Many of us have experienced life as temporary and fragile in recent months. Suddenly we found ourselves vulnerable. An invisible enemy has changed our way of life. Established habits, daily encounters, deep-rooted customs, in a few hours have increased. The experience of fragility then became temporary, taking away our ability to plan in the medium and long term and preventing us from seeing the horizon.

The COVID-19 is also undermining the summer considered sacred by many. In fact, the arrival of summer, at least in the northern hemisphere, coincides with the holiday break for schools, many offices, and industry in general. It corresponds, in a few words, to a slower pace of life.

Perhaps in the coming weeks, someone will have the opportunity to get some rest. But what summer awaits us?

It will be a summer in which the usual habits will have to be changed if we want to safeguard our health and our lives.

A summer in which we should limit hugs, feed on looks, and be constantly attentive to minimum hygiene standards.

Summer always remains an essential time for rest and refreshment. Never before have we needed to recharge ourselves to face a winter that promises to be tough.

Summer has always been synonymous with freedom, now it becomes an experience of “probation”. Without committing a crime, everyone lives by the restrictions of socializing, relationships, and health.

For many people, summer is the time of light-heartedness. This summer there is a risk that we all run and it is that of wanting to recover everything that has not been done in the months of lockdown.

I believe it is essential during this summer to put the experience of the past few months in order. The pandemic has given us a box full of memories. Some of them we would like to erase, others we need to cherish. Putting order into the whirlwind we have lived that will help us to dream with our hearts filled with Christian hope. This is because summer is a time of questions of meaning, of balances and departures.

This summer we should take some time to give thanks to God for the experience of the pandemic and reflect on what He has taught us. The “limits” ask questions of meaning that challenge our faith and living in reciprocity. It is certain that this experience has led us to rediscover values such as solidarity, volunteerism, welcoming, gratitude for those who sacrifice themselves for others. These values must now be taken on to build the future together.

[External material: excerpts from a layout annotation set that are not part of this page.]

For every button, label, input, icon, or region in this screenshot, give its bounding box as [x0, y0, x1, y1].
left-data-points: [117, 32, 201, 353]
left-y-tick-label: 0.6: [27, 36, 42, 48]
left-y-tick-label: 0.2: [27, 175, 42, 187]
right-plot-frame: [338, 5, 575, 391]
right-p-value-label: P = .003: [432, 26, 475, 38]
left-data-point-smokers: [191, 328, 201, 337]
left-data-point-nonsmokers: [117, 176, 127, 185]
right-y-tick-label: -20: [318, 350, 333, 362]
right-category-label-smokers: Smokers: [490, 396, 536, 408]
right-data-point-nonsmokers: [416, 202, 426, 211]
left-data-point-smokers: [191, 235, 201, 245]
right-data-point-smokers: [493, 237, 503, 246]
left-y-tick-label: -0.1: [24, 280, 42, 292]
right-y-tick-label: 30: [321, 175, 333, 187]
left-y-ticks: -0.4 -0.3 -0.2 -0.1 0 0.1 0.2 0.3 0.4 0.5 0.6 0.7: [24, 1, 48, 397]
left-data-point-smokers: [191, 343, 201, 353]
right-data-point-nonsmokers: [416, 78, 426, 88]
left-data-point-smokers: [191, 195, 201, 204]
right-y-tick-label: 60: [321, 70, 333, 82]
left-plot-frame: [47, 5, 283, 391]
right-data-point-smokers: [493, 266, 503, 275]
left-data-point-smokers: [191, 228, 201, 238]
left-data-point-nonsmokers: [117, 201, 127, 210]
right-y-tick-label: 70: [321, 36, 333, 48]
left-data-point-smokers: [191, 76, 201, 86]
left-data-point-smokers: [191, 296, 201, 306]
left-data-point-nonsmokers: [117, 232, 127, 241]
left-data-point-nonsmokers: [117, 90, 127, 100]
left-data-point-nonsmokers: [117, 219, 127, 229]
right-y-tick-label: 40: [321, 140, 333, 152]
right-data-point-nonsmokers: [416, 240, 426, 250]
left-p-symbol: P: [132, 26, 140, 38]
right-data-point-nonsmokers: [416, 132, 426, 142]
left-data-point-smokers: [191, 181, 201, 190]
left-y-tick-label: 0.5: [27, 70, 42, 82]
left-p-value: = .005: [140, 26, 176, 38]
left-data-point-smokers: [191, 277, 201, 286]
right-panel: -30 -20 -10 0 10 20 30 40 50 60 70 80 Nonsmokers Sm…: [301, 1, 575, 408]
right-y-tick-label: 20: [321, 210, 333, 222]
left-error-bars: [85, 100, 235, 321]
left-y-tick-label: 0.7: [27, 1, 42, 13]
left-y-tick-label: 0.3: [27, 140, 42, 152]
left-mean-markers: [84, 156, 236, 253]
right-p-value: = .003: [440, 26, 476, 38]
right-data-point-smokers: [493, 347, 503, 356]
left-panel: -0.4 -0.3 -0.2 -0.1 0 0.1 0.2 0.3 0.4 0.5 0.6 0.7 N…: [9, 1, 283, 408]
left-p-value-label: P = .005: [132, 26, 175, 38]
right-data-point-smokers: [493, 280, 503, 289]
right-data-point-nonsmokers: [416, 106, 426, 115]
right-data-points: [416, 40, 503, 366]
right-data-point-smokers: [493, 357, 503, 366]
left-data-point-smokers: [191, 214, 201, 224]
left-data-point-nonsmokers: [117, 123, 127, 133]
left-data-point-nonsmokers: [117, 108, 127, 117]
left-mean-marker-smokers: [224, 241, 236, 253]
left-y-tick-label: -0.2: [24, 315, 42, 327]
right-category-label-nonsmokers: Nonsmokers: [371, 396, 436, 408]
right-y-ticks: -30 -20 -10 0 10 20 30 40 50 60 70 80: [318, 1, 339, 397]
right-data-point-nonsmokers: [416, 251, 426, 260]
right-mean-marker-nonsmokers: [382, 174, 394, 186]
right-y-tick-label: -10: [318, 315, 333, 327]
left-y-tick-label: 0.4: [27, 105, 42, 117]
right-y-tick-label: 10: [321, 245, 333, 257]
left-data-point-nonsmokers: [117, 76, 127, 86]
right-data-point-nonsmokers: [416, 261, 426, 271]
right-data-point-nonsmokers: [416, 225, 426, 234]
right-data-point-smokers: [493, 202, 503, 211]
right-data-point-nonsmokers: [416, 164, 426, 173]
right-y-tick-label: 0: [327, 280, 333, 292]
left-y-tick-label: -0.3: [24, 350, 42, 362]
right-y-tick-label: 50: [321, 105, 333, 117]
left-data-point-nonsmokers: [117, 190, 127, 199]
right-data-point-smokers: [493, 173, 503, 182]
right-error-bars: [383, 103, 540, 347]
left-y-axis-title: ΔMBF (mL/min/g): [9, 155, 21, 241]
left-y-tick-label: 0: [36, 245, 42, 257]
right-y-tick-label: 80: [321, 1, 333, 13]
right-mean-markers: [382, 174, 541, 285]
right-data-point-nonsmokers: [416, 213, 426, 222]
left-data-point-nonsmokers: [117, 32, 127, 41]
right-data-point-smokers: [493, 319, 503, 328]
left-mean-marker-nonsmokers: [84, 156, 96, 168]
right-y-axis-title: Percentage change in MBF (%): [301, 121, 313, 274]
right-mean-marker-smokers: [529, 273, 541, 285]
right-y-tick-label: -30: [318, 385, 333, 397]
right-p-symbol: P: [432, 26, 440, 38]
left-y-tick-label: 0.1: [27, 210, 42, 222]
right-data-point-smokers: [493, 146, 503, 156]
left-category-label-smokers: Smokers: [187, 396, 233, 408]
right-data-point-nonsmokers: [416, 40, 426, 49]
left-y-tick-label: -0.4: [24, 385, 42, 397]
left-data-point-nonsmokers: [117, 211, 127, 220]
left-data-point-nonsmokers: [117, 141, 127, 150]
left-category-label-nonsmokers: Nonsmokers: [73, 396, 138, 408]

These past months are a bit like the treasure from which, over time, we could draw old but always new life experiences. That is why I am convinced that as believers, we must give thanks to God for this experience because we have the capacity to dream and as Christians above all to hope.

I end this reflection by thanking those who have enriched this blog with their reflections that will start again in September. Happy summer to everyone!